The patient’s post-operative course was uneventful. She was extubated on postoperative day one and discharged on post-operative day eleven on intravenous antibiotics. The patient’s symptoms have since resolved since discharge, with interval imaging showing resolution of the right PAP as well as the mediastinal collection.
Discussion
In this case we present a unique presentation and management strategy for a PAP. The patient had imaging studies that showed an esophageal leak and a mediastinal collection with subsequent mass effect and new PAP concerning for a neoplastic versus infectious process. All attempts to elucidate the etiology were unsuccessful as pathological and microbiological data were unrevealing. Given the unique finding of a central PAP with rapid expansion, urgent operative surgical intervention was performed because of the risk of rupture.
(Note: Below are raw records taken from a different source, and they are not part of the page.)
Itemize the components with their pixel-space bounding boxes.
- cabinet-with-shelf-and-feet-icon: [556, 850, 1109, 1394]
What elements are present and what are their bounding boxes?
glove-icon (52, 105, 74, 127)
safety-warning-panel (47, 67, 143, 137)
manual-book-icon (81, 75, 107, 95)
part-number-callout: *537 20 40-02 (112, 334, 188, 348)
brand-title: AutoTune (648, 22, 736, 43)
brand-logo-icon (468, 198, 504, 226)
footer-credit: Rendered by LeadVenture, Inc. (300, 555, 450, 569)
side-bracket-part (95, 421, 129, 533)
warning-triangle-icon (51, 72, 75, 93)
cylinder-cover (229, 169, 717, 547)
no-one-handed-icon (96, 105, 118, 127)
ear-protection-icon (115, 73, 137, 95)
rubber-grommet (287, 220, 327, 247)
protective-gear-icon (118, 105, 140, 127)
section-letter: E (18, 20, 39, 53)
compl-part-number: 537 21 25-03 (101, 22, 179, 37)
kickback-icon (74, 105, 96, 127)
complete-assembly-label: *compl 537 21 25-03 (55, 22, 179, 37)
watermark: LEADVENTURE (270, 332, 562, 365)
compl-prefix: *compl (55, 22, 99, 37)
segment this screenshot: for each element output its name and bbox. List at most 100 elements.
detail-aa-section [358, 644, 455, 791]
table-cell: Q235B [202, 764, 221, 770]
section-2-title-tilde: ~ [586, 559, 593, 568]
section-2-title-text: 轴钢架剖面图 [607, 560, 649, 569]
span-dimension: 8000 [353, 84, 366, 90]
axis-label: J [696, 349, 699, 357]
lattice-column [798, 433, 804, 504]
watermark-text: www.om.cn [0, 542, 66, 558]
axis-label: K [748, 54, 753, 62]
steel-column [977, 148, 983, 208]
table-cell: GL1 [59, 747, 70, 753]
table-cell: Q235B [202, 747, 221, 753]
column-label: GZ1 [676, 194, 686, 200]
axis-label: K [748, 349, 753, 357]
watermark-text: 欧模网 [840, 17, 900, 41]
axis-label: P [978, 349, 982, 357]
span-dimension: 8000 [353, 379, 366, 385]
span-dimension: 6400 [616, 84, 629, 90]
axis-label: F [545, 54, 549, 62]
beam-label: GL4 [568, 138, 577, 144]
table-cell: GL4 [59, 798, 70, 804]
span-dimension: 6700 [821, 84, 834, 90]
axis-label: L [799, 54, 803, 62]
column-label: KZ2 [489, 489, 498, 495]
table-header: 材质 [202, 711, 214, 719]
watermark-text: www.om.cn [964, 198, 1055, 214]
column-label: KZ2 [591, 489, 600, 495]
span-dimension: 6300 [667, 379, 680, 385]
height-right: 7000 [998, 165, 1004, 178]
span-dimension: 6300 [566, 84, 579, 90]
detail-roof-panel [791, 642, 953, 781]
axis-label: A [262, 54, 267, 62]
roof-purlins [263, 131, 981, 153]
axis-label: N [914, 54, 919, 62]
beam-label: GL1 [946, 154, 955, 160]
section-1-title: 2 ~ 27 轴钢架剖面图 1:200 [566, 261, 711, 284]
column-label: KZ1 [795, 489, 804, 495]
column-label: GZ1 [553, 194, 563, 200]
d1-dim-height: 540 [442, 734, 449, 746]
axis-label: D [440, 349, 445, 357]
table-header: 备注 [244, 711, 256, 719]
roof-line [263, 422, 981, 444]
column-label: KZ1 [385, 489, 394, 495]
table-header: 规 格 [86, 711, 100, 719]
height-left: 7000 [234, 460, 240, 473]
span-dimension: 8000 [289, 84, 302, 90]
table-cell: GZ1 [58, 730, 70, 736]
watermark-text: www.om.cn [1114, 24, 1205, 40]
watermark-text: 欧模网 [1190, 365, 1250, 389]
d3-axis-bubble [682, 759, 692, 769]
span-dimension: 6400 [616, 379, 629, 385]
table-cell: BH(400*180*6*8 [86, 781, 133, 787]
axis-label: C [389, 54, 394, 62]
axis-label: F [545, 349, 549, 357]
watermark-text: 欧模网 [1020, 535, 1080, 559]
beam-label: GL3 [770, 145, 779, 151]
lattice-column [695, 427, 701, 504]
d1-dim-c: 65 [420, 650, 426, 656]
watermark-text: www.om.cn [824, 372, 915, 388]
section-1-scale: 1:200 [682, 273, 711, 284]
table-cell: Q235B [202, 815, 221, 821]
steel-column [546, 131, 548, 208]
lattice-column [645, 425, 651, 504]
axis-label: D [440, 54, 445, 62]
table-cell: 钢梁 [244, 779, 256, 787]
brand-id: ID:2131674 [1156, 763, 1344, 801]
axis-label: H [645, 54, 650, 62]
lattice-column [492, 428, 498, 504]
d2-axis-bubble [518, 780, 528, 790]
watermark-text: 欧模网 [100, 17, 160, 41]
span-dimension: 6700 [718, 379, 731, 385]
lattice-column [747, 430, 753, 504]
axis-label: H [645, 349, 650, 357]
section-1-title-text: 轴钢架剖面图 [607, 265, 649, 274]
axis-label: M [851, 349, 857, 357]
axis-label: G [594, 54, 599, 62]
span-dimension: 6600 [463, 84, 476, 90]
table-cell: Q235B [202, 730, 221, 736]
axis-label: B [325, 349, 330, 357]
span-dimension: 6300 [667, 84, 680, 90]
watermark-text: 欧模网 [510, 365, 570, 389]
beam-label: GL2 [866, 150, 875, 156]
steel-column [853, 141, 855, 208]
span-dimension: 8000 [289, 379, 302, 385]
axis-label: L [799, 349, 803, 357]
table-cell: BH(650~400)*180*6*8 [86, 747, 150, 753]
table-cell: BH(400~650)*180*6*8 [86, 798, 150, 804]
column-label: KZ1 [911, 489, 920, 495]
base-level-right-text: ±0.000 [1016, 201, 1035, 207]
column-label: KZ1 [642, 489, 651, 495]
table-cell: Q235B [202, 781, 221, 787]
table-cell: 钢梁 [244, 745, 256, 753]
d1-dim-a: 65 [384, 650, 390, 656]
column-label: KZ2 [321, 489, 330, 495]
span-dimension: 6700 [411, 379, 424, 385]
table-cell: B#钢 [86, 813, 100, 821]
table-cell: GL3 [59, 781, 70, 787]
Intraoperatively, given the posterior location of PAP and adjacent mediastinal mass, a right anterior pulmonary arteriotomy provided optimal exposure (Figure 2) . The PAP was excluded with bovine pericardial patch, which lead resolution of the PAP on post-operative CTA. No pulmonary resection was required. Finally, the patient’s PAP was likely caused by an infection, as the mediastinal collection resolved after antimicrobial therapy; however, the causative organism as well as the cause for esophageal perforation was never identified.
Conclusions
Central pulmonary artery pseudoaneurysms are rare and can be safely treated with pulmonary artery arteriotomy and bovine patch exclusion.